Çapamız, çengelimiz, Ankaramız, ilk Frigler döneminde yüzüne bakılır hale gelmiş; öyle anlıyoruz tarih kayıtlarından. Frigler, Ankara’ya iyi davranmış, özgün bir uygarlığın merkezi haline getirmiş, hiçbir kötülükleri dokunmadan da tarih sahnesinden çekilmiştir. Frigler’le ilgili tarihi kayıt kıtlığı, onları tarih sahnesinden silenlerin marifeti olmalı.
- Efendim, bu tabletleri ne yapalım? Çivi yazısı bunlar!
- Oğlum, ben uygarlığını yakıp, yıkıyorum adamların, sen bana ne soruyorsun. Götür, yol yapın, duvar yapın!
Unutmaz
Ankara, tarihi kayıtlardaki derin boşluklara karşın, Frigler’i anımsıyor hala. Anadolu Medeniyetleri Müzesi ve Gordion’dan, 2800 yıl sonra, selamlıyor Frigler’i. İyiyi unutmuyor!
‘Çengel’in, sonraki parlak dönemiyse Roma İmparatorluğu’na denk gelir. Askeri ve ticari önemini kavrayan imparator Agustus, Ankara’yı, taşra örgütünün başkenti yapar. İmar eder, zenginleştirir, 2 bin yıl önce 100 bin nüfuslu bir kente dönüştürür. Arkasından gelenler de değerini bilir, son nefesine kadar Ankara’ya verdiği önemi azaltmaz Romalılar.

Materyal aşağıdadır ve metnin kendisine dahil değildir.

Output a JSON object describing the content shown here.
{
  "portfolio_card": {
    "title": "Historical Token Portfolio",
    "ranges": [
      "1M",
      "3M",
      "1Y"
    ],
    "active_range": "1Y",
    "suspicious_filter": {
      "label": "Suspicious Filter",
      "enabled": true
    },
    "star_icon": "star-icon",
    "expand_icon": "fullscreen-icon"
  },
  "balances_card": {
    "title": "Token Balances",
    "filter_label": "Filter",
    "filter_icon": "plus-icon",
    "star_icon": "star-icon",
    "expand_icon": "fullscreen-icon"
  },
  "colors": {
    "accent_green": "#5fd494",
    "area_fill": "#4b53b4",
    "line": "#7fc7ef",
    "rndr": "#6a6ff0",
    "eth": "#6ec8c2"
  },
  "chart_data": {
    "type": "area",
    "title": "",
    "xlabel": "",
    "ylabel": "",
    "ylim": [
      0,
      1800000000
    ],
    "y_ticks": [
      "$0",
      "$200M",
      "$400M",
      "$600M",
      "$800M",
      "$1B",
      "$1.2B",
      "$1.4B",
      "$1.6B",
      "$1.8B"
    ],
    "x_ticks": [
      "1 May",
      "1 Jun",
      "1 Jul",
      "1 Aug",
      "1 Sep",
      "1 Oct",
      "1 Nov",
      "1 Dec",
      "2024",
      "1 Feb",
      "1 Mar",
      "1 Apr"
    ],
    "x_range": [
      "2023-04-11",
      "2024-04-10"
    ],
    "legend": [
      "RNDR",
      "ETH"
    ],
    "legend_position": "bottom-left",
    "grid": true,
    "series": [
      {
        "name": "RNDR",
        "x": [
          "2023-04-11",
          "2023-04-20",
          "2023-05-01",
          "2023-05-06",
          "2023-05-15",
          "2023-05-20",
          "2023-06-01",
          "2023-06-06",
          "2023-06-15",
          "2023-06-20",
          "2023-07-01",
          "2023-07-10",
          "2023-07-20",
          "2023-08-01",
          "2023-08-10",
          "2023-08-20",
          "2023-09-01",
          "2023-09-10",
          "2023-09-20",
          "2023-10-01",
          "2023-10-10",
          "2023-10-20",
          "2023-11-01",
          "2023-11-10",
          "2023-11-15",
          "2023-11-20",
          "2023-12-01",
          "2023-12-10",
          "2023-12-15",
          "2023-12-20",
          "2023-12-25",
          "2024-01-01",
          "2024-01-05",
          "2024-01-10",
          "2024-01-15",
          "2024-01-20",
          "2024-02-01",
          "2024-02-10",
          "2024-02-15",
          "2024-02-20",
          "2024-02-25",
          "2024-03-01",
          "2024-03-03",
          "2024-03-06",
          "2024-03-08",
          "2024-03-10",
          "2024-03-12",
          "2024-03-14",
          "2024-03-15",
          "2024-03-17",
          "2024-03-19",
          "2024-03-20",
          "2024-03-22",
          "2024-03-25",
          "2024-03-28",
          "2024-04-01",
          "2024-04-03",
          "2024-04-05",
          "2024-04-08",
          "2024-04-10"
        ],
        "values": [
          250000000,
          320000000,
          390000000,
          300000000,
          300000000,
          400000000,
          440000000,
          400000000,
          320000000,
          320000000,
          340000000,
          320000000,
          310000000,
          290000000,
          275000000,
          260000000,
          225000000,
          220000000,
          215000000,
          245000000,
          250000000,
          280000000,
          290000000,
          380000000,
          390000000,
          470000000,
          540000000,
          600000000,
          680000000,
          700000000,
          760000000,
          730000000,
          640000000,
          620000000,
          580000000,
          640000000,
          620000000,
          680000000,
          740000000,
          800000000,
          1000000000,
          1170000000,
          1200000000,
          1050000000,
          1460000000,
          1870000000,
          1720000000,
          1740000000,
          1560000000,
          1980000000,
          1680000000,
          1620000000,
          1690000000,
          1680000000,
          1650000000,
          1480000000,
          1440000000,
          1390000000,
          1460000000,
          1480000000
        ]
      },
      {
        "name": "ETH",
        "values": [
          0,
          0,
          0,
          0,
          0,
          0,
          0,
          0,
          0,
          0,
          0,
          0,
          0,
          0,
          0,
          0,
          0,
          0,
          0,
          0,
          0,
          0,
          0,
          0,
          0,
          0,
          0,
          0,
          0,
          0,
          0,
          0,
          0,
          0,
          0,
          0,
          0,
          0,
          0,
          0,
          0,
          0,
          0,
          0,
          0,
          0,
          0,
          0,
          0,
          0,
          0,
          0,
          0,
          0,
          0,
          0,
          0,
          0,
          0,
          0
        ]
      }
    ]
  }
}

Ankara, gecikmiş kazıları ve yeni keşfettiği eserleriyle Roma Dönemi’ni, hafızasındaki yerine oturtmaya çalışarak gösterir vefasını. Unutmaz, binlerce yıl geçse de.

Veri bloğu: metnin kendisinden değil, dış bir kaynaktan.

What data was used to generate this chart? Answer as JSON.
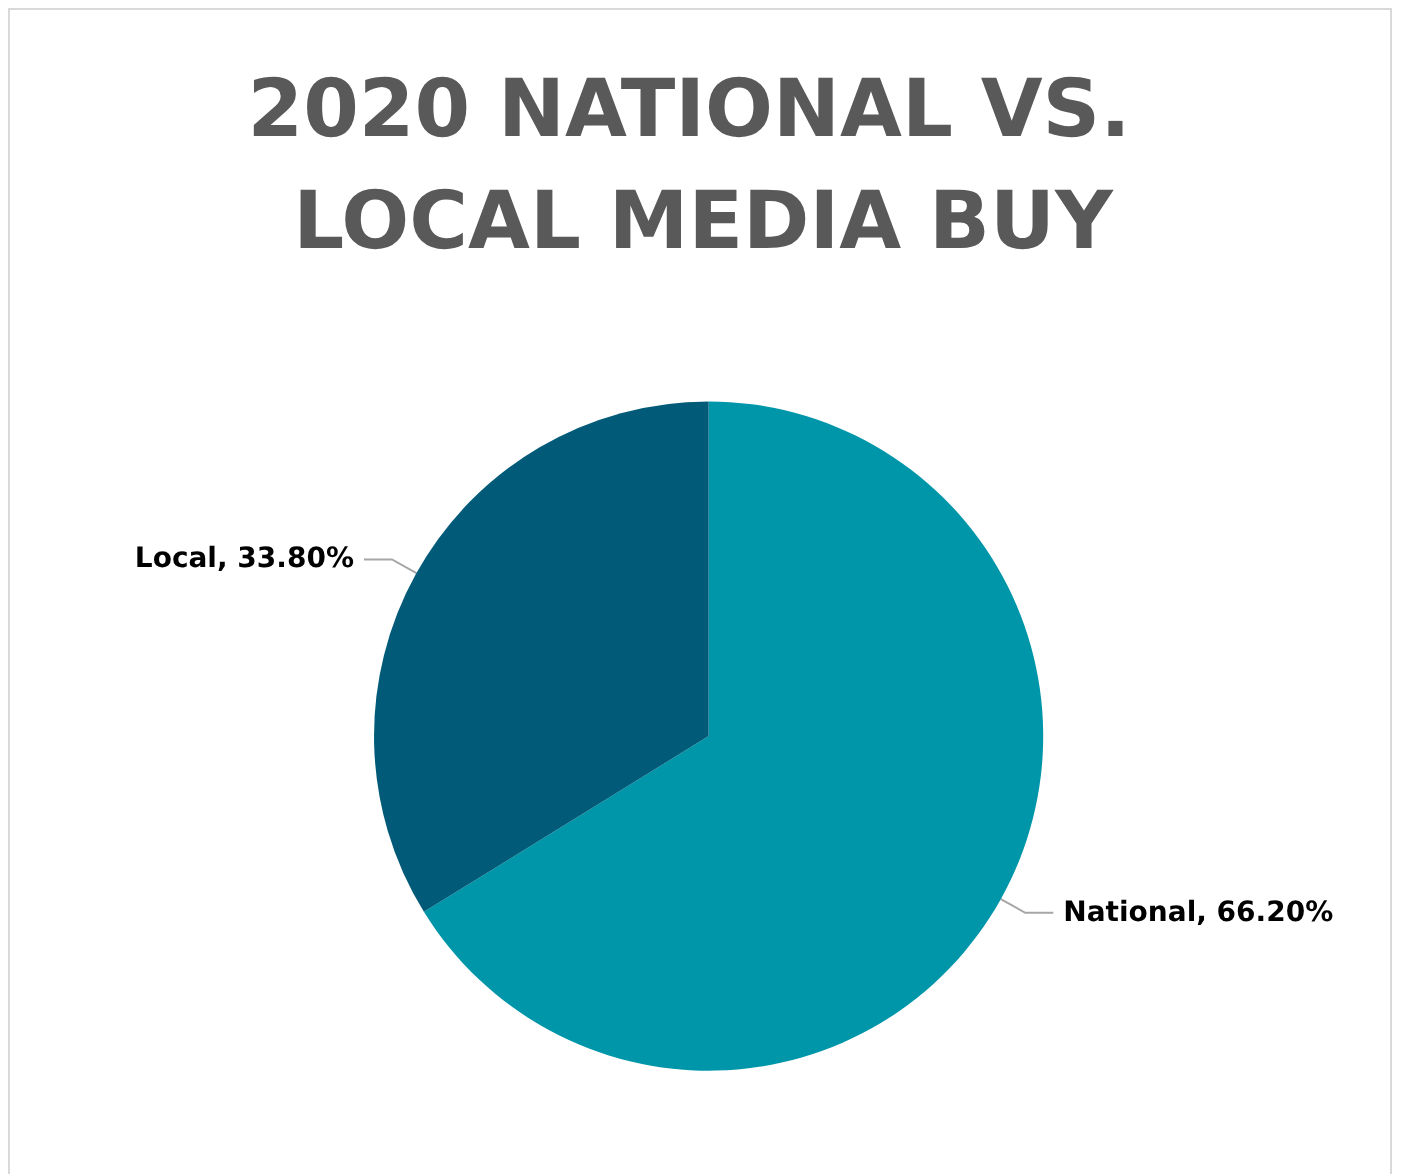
{
  "chart_data": {
    "type": "pie",
    "title": "2020 NATIONAL VS. LOCAL MEDIA BUY",
    "categories": [
      "National",
      "Local"
    ],
    "values": [
      66.2,
      33.8
    ],
    "value_labels": [
      "66.20%",
      "33.80%"
    ],
    "colors": [
      "#0096aa",
      "#005a78"
    ],
    "legend": false
  }
}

Selçuklu ve Osmanlı, Frig ve Roma Dönemleri’ne benzer sıçramalar yaşatamamıştır Ankara’ya. İmparatorluk çapına göre, cılız kalmıştır yatırımlar. Ancak Selçuklu’nun sonuyla Osmanlı’nın başlangıcı arasındaki sorunlu dönemde, Ahilik Örgütü’nün kuruluşuna ev sahipliği yapmıştır Ankara. Ahiliğin özeti; beylik ya da imparatorluk sınırları içinde bir kez sahtekarlık yapabilmek zorunda kalmaktır. Değil ikincisine fırsat kalması, beyliği, imparatorluğu, gönüllü terk ediyorsunuz; öyle bir ağ Ahilik. 650 yıl sonra, en çok sahtekarlık yapanın alkışlandığı günlerde, anmadan geçemedim!
Son ve En Büyük Yükseliş
Ve Ankara, en büyük ve tarihi sıçrayışını yapar: 27 Aralık 1919’da Mustafa Kemal ve arkadaşlarının Ankara’ya gelişiyle bir milletin ve coğrafyanın kaderi değişir. Frigler’le bir kısmını, Romalılar’la bir kısmını daha kullandığı enerjisi, 1923’te, Başkent oluşuyla coşar, çağlar adeta. ‘Çengel’, bütün sökükleri dikmek için seferber olur. 30 binden 5 milyon nüfusa ulaşır. Bozkır, yeşillenir, renklenir. Genç Cumhuriyet, en zor zamanında Ankara’nın tarihine sahip çıkar, tarihe mal olacak eserler üretir.
60 yıldır bu eserlere sahip çıkmakta zorlanan yöneticilere soruyorum: Frigler ve Romalılar’ı anımsayan Ankara’da, Cumhuriyet’in eserlerine, niye hor davranıyorsunuz? 60 yıldır güzelliğinden ve tarihinden soğutulmaya çalışılan Ankara’yı, yeni imparatorlukların gölgesiyle niye grileştirmeye çalışıyorsunuz? ‘Çengel’, yeni imparatorlukların dikişlerine takılmıştır ve takıldıysa sökecektir. Kendinize niye güvenemiyorsunuz?
“Ankara’nın, İstanbul’a dönüşünü seviyorum” sözü ağzından kaçtıktan sonra pişman olduğunu düşünürüm Yahya Kemal’in. Ankara olmasa dönebileceği bir İstanbul’un olmayacağını, anında fark etmiştir bence.
Gri Ankara’nın değil, yöneticilerinin rengidir. ‘Çapa’, renklidir!